Em sua volta, móveis e espaços vazios. De cores claras, cada um em seu lugar, sem destoar um do outro. A ausência de vida se impõe, igual à que a vivência, numa sociedade de bem-estar em que a ascendência social se configura no amplo apartamento, no carro, no emprego, na filha e no marido. Nada há para além desse mundo, apenas o choque da outra a faz perceber o lugar que ocupa naquele espaço. A notícia do suicídio de Yang Jin é o moto que ela necessita para escapar ao “padrão clean”, tão caro à classe média e a burguesia deste Terceiro Milênio. Tão calcado na american-way-of-life, com a diferença de que falta o cão. Igualmente soporífera, frágil, sem nuances, só dando a perspectiva de uma morte lenta.

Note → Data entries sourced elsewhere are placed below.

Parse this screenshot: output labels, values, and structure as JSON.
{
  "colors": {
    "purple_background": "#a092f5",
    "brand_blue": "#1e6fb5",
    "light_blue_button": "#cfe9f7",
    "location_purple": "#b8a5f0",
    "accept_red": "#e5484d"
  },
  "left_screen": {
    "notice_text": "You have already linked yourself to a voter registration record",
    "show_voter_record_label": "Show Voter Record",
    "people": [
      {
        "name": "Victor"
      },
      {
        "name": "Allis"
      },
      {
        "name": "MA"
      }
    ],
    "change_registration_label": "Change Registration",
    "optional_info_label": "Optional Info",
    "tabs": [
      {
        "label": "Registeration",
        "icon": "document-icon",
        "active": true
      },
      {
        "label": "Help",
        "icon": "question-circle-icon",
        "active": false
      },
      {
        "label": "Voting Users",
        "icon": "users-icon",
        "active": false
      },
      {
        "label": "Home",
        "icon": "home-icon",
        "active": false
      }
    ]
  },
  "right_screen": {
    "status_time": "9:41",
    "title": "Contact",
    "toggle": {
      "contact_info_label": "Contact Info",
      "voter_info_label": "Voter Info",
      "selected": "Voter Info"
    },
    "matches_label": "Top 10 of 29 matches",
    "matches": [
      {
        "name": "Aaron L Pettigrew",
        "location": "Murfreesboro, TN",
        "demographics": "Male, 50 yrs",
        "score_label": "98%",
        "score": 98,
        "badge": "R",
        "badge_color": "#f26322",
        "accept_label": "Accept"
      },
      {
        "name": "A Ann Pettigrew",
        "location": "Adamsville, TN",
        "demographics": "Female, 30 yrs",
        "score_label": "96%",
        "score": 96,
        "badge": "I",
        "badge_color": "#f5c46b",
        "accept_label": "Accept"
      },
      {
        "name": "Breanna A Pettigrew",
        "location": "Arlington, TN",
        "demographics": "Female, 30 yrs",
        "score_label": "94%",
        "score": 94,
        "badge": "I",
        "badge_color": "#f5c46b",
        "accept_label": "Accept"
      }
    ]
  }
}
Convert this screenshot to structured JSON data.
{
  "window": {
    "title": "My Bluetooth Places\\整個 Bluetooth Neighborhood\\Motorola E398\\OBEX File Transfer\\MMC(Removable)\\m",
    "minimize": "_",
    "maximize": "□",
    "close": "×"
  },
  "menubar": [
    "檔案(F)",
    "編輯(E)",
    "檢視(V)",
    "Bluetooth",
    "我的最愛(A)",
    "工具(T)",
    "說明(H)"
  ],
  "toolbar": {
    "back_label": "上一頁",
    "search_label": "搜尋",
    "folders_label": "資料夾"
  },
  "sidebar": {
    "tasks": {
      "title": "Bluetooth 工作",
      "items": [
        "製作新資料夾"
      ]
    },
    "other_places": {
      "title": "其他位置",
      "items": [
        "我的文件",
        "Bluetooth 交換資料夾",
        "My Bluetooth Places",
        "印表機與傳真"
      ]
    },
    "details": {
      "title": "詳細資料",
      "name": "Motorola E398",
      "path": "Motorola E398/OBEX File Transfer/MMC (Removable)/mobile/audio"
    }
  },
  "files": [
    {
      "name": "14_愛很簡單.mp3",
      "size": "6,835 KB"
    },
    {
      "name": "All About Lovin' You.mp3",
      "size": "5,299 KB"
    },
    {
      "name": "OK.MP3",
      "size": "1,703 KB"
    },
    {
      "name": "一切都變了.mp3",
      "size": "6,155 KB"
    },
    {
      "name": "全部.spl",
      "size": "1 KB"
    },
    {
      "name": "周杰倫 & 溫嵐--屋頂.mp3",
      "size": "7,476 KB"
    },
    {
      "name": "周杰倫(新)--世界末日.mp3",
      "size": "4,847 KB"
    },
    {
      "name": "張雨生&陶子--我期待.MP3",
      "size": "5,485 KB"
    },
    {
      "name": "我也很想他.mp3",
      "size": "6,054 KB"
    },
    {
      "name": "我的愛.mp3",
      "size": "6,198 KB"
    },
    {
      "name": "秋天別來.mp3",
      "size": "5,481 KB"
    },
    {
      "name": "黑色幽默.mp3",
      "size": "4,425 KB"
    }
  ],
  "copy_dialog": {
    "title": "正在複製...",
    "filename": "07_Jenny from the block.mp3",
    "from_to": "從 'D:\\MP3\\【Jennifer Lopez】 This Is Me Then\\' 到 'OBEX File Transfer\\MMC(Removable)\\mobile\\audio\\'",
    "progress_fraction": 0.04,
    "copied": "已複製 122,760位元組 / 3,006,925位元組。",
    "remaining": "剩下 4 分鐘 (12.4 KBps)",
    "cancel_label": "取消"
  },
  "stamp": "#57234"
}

Então, quando Yeon vê a notícia da nova tentativa de suicídio de Yang Jin, a narrativa substitui as seqüências tradicionais pelos entrechos, encadeados, que apontam tanto para a projeção do que seria uma vida sem amarras quanto para a realização do desejo e da vingança.
Desejo e vingança mostram propensões dos amantes
Sim, vingança e desejo, “Fôlego” mais do que sobre o silêncio, o vazio, é sobre essas duas propensões: uma como justificativa à traição, outra como a concretização de algo irrealizado. E de uma forma inusitada, ousada. Yeon vai, aos poucos, saindo da projeção, da fuga, para a concretização. Os quadros-seqüências – não se pode esquecer que Ki-Duk é pintor, estando sua criação limitada ao espaço da tela – penetram um mundo onde a vida está limitada pela sentença. Os quatro sentenciados à morte se enroscam uns nos outros, numa tentativa de se proteger do ataque externo. Nenhuma palavra trocam. Seus gestos estão pontuados por movimentos coreografados, respirações contidas, olhares interrogativos. Parecem ter interiorizado suas emoções, e nenhum contato querem com o mundo exterior. Yeon vem para romper esse ritual. Com suas canções, o gestual, o uso de paisagens frias, representando estações do ano, ela atrai Yang Jin, desacostumado ao afeto, à atenção, ao mundo para além das paredes da cela.
Noutras circunstâncias seria criada toda uma situação entre ambos. Haveria outra densidade; a dos amantes, possuídos agora pela esperança, a vontade de evadir-se da prisão. Ki-Duk retira do espectador qualquer projeção, as cenas, frias, não se ligam às anteriores e não deixam ganchos para as próximas. Yang Jin não emite um som sequer. Ouve-se a voz de Yeon, as canções por ela deslindadas, sem animar o entorno e a paisagem que situa seu estado de espírito, não o de Yang Jin, que parece descrente do que o cerca, inclusive em relação a ela. Inexiste para eles futuro, apenas o presente, à semelhança da “cyber-geração”, vivente tão só do instante, fugaz, numa profusão de consumo, sons mecânicos e sexo. Desta forma, Ki-Duk não cria ilusões, não joga com a expectativa, a emoção do espectador. Não o manipula. É radical, lhe diz: não há futuro nesta relação. A forma como o faz compreender isto, está na brilhante cena em que Yeon atrai Yang Jin para si e o possui, literalmente. A câmara da prisão que a tudo acompanha, a tudo vê, se permite desviar para a bucólica brincadeira do marido e da filha de Yeon na neve. Deixa-os em privacidade, num momento em que a fantasia cede lugar à realidade, sem trair o distanciamento procurado por Ki-Duk.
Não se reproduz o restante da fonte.